That was the first in a line of professionals who would blurt out these words, not too many variations on the theme. Always it seems that it is to be a reassurance, an excuse. Those words were said as if it is a fail safe investment, some guarantee to the future. I live with those words, they are my reality and they are not comforting.
These words scare me, they give me more of an un-knowing than any reassurance. They open a lot of possibilities and a lot of danger. Maybe if the rest of my child’s personality type, his profile, was more text book and predictable I could find comfort in hearing these words repeatedly. They are not a blanket I can wrap myself in. These words resemble a nearly bottomless pit for me. Only a small part is beginning to accept hearing them, even from some unsuspecting places.
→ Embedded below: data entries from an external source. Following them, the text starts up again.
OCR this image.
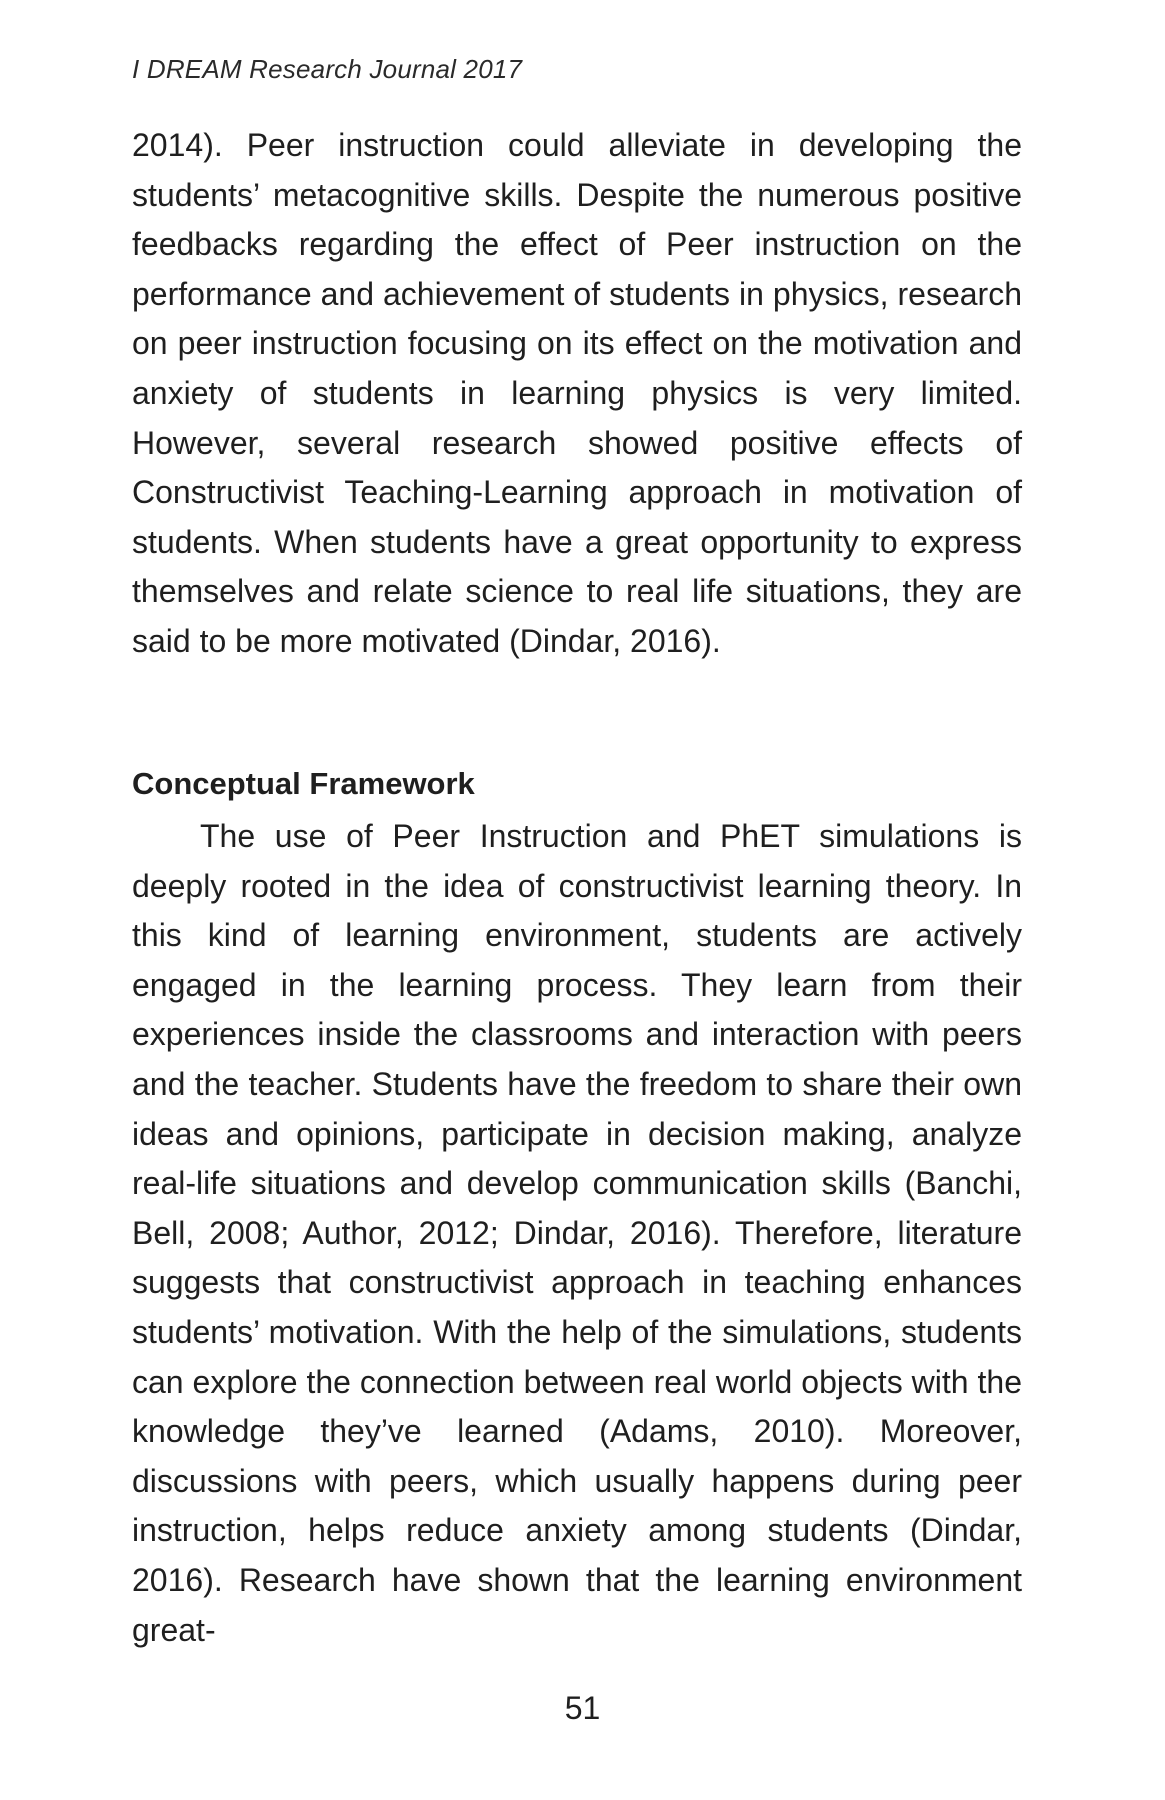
I DREAM Research Journal 2017

2014). Peer instruction could alleviate in developing the students’ metacognitive skills. Despite the numerous positive feedbacks regarding the effect of Peer instruction on the performance and achievement of students in physics, research on peer instruction focusing on its effect on the motivation and anxiety of students in learning physics is very limited. However, several research showed positive effects of Constructivist Teaching-Learning approach in motivation of students. When students have a great opportunity to express themselves and relate science to real life situations, they are said to be more motivated (Dindar, 2016).

Conceptual Framework

The use of Peer Instruction and PhET simulations is deeply rooted in the idea of constructivist learning theory. In this kind of learning environment, students are actively engaged in the learning process. They learn from their experiences inside the classrooms and interaction with peers and the teacher. Students have the freedom to share their own ideas and opinions, participate in decision making, analyze real-life situations and develop communication skills (Banchi, Bell, 2008; Author, 2012; Dindar, 2016). Therefore, literature suggests that constructivist approach in teaching enhances students’ motivation. With the help of the simulations, students can explore the connection between real world objects with the knowledge they’ve learned (Adams, 2010). Moreover, discussions with peers, which usually happens during peer instruction, helps reduce anxiety among students (Dindar, 2016). Research have shown that the learning environment great-

51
I heard it again just yesterday. We now homeschool our children and the joy of homeschooling is that we find people who are open and understanding. They work well with a variety of personalities and parenting styles. Our sons’ drama teacher is exuberant and wonderful. Yesterday was a day of performing the skits they had been working on for a few weeks. A very non threatening environment, just a rug in the room they normally play and perform in. Only 4 other moms in the room, but suddenly this child who has a sign over his head, he froze and hid under my chair. The plays went on and I enjoyed the spot light on my younger son for a change.
It was after the wrap up. The children all bundled up leaving and the moms saying their appreciations to the teacher that I heard it. I expected a brief comment on the change in temperament from the usual class clown to the turtle in his shell under my chair child. But out it came, and it took me aback, and I watched the face of another mother, who maybe knows these secrets I keep. With a small smile on her face she stepped back and allowed for a more private conversation.
It is a double edged sword these words, this reality I know:
It is always, and always will be, followed by a disclaimer, a warning, a concern. It is an verb that predicates his being, his actions . . . my child.
I hear it. I know it on some level. It is never said without a follow up. I live it, I love him and I see him as a child not for the neuron connections he does have, and those he lacks, but he is mine, smarts and all!